Efficient and selective isomerization of glucose into fructose is the most crucial process of biorefining. Despite its rapid isomerization rate under low-temperature conditions, alkali-catalyzed glucose isomerization is less attractive due to the occurrence of extremely complex side reactions. Herein, we explored an approach for promoting the efficiency of alkali-catalyzed glucose isomerization into fructose by adding alkaline earth metal salts.
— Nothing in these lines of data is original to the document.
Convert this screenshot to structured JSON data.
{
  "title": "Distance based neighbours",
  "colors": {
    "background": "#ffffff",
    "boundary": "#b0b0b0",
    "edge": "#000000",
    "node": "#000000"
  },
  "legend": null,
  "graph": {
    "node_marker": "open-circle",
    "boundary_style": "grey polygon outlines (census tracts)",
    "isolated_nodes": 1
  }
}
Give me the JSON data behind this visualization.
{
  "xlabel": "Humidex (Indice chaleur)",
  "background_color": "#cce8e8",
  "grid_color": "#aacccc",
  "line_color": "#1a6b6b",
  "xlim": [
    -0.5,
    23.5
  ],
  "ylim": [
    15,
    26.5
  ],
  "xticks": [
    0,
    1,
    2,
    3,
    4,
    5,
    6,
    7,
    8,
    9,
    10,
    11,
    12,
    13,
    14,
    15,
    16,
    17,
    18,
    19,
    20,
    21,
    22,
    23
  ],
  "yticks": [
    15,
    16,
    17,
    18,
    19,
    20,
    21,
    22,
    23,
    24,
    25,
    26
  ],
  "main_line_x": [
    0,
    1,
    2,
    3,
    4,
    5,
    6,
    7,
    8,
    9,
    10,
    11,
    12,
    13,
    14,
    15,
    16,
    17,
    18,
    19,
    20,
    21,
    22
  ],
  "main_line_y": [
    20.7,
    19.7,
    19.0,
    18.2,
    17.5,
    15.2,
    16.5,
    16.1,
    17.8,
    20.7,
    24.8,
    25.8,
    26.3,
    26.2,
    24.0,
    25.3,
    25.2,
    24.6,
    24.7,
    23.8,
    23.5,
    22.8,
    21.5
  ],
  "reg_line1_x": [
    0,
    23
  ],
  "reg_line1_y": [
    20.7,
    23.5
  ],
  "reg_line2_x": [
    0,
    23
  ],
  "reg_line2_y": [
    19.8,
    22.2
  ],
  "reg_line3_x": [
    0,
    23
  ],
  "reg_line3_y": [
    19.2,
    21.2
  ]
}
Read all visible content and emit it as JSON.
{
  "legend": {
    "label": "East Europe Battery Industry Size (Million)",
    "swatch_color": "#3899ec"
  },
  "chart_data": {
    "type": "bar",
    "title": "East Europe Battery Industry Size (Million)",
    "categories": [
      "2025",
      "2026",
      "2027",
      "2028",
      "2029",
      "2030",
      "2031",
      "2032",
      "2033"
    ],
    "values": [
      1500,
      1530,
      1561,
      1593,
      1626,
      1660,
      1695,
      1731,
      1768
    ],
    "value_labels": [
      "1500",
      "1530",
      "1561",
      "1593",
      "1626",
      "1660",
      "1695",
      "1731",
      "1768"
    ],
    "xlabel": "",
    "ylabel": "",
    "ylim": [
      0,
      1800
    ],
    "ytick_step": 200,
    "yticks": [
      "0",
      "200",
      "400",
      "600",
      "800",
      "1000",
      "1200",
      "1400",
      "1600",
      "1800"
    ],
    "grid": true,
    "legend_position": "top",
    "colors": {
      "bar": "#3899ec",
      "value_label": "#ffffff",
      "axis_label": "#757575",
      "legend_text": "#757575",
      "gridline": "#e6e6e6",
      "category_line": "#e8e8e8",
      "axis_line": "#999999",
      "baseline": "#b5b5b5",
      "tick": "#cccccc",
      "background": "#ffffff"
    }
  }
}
Kinetic analysis showed that the addition of alkaline earth metal salts increased the E_a of fructose degradation from 35.99 to 74.04 kJ mol⁻¹ and decreased the E_a of glucose conversion from 40.35 to 24.62 kJ mol⁻¹. Adding alkali earth metal salts simultaneously stabilized fructose and promoted glucose isomerization. 70.3% fructose yield with 99% fructose selectivity can be achieved in 0.011 g mL⁻¹ Ca(OH)₂/0.5 g mL⁻¹ CaCl₂ solution at 50 °C for 25 min. From the DFT calculation and DOSY NMR characterization, we inferred that the interaction of CaCl₂ with glucose can reduce the energy barrier of glucose ring opening, and the complexation between CaCl₂ and fructose maintains the stability of fructose. Meanwhile, ¹H NMR titration revealed that the addition of CaCl₂ dramatically promoted the conversion of α-glucopyranose to β-glucopyranose. This alkali-salt-catalyzed glucose isomerization is simple and efficient, providing a new strategy for preparing platform chemicals from glucose.